Selon les données de l’Autorité de régulation des communications électroniques, des postes (ARCEP), le nombre de comptes de mobile money au Bénin a été multiplié par plus de 4 entre 2018 et 2023. L’utilisation de ces comptes a aussi fortement augmenté, avec dix fois plus de transactions enregistrées en 2023 par rapport à 2018. En d’autres termes, on est passé d’environ 200 millions de transactions en 2018 à plus de 2 milliards en 2023. De plus, l’accès aux services de mobile money s’est largement répandu avec près de 9 personnes sur 10 en 2023, contre seulement 2 sur 10 en 2018.

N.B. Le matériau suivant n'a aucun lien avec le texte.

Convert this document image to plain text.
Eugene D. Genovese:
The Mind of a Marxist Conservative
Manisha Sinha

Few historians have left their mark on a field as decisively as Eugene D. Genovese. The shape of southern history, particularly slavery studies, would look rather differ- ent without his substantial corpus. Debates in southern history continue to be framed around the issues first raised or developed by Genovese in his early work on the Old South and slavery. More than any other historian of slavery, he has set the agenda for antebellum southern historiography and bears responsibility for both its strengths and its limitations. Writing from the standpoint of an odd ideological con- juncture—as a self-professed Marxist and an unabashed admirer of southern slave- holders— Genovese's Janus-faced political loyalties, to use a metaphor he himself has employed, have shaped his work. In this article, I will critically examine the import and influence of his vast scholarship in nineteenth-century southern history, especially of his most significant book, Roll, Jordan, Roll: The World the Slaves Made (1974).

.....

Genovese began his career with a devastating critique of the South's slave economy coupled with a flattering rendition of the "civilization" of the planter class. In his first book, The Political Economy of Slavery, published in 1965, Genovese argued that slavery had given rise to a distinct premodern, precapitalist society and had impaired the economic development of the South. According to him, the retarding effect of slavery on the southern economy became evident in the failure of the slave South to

Cependant, cette forte adoption s’accompagne d’une recrudescence des fraudes et escroqueries. La Cour de Répression des Infractions Économiques et du Terrorisme (CRIET) a enregistré en six ans, 1956 affaires de cybercriminalité, soit près d’une (01) procédure sur trois (03) environ 31 % sur un total de 6358 affaires traitées selon les indications de Mario Elon’m Mètonou, procureur spécial de la CRIET, le 09 octobre 2024 à Cotonou au cours de la rentrée judiciaire 2024 – 2025. Autant ce système de paiement instantané rapproche le vendeur de l’acheteur, autant il rapproche les escrocs de leurs victimes.

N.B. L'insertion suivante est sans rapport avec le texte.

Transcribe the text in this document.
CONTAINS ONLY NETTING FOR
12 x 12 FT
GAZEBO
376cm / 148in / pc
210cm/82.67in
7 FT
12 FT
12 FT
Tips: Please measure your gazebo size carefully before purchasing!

Comment opèrent les fraudeurs ?

Approché, le Centre Nationale d’Investigation Numérique (CNIN) explique : « Sachant que les arnaques par Mobile Money nécessitent que la victime entre son code pour valider une transaction, les escroqueries de ce type reposent essentiellement sur de l’ingénierie sociale, autrement dit un ensemble de techniques de manipulation utilisé par les cybercriminels pour convaincre leurs victimes. » Dans ce cas particulier, poursuit le CNIN, « Ils usent de baiting, encore appelé hameçonnage, pour convaincre une victime de donner accès à ses informations personnelles, ou se font passer pour des fournisseurs de services et des autorités pour convaincre leur victime d’effectuer une transaction. » Leurs méthodes ciblent des utilisateurs souvent peu informés sur les mesures de sécurité.

Dame Sidonie, la quarantaine d’âge,  est une vendeuse de bouillie à Adjagbo. En juin 2024, elle avait reçu un message d’un supposé dépôt de 15.000 francs CFA sur son compte Mobile money. Quelques minutes après, elle reçoit des appels successif d’une femme qui l’a suppliée de lui renvoyer les sous, soit disant qu’elle lui a envoyé de l’argent par erreur. Elle n’a pas hésité à renvoyer les 15.000 francs avant de remarquer que c’était un faux message.

Les actions pour contrer le fléau

Face à l’ampleur de la menace, les acteurs du secteur multiplient les initiatives pour freiner ces escroqueries. MTN Bénin, Moov Africa et Celtiis, principaux opérateurs de téléphonie mobile ont lancé des campagnes d’information pour éduquer les utilisateurs sur les bonnes pratiques. Des messages rappelant de ne jamais partager leur code secret et d’ignorer les appels suspects sont régulièrement diffusés.

De même, l’Agence des Systèmes d’Information et du Numérique (ASIN) et le CNIN mènent depuis 2022 de nombreuses campagnes institutionnelles. L’une des plus anciennes reste la campagne Paré Bénin.

Par ailleurs, en termes de mesures mises en place contre ces cas d’escroqueries, le CNIN cite son étroite collaboration au plan national avec les entreprises, mais également la coopération régionale avec des pays voisins et le partenariat avec Interpol qui permet de traquer les escrocs même lorsqu’ils sortent des frontières béninoises.

Pour le CNIN, il est important que les béninois fassent attention à ne pas communiquer leurs données personnelles à des cybercriminels lorsqu’ils prétendent être une autorité. Il faut également éviter de transférer de l’argent à quelqu’un sans être absolument sûr de son identité. Il invite les personnes déjà victimes d’escroquerie à le contacter au plaintes@cnin.bj.

Le système de paiement instantané via téléphone « Mobile Money », demeure un outil essentiel pour l’inclusion financière au Bénin. Cependant, sa réussite dépendra de la capacité des opérateurs, des autorités et des utilisateurs à collaborer pour garantir sa sécurité contre les escroqueries.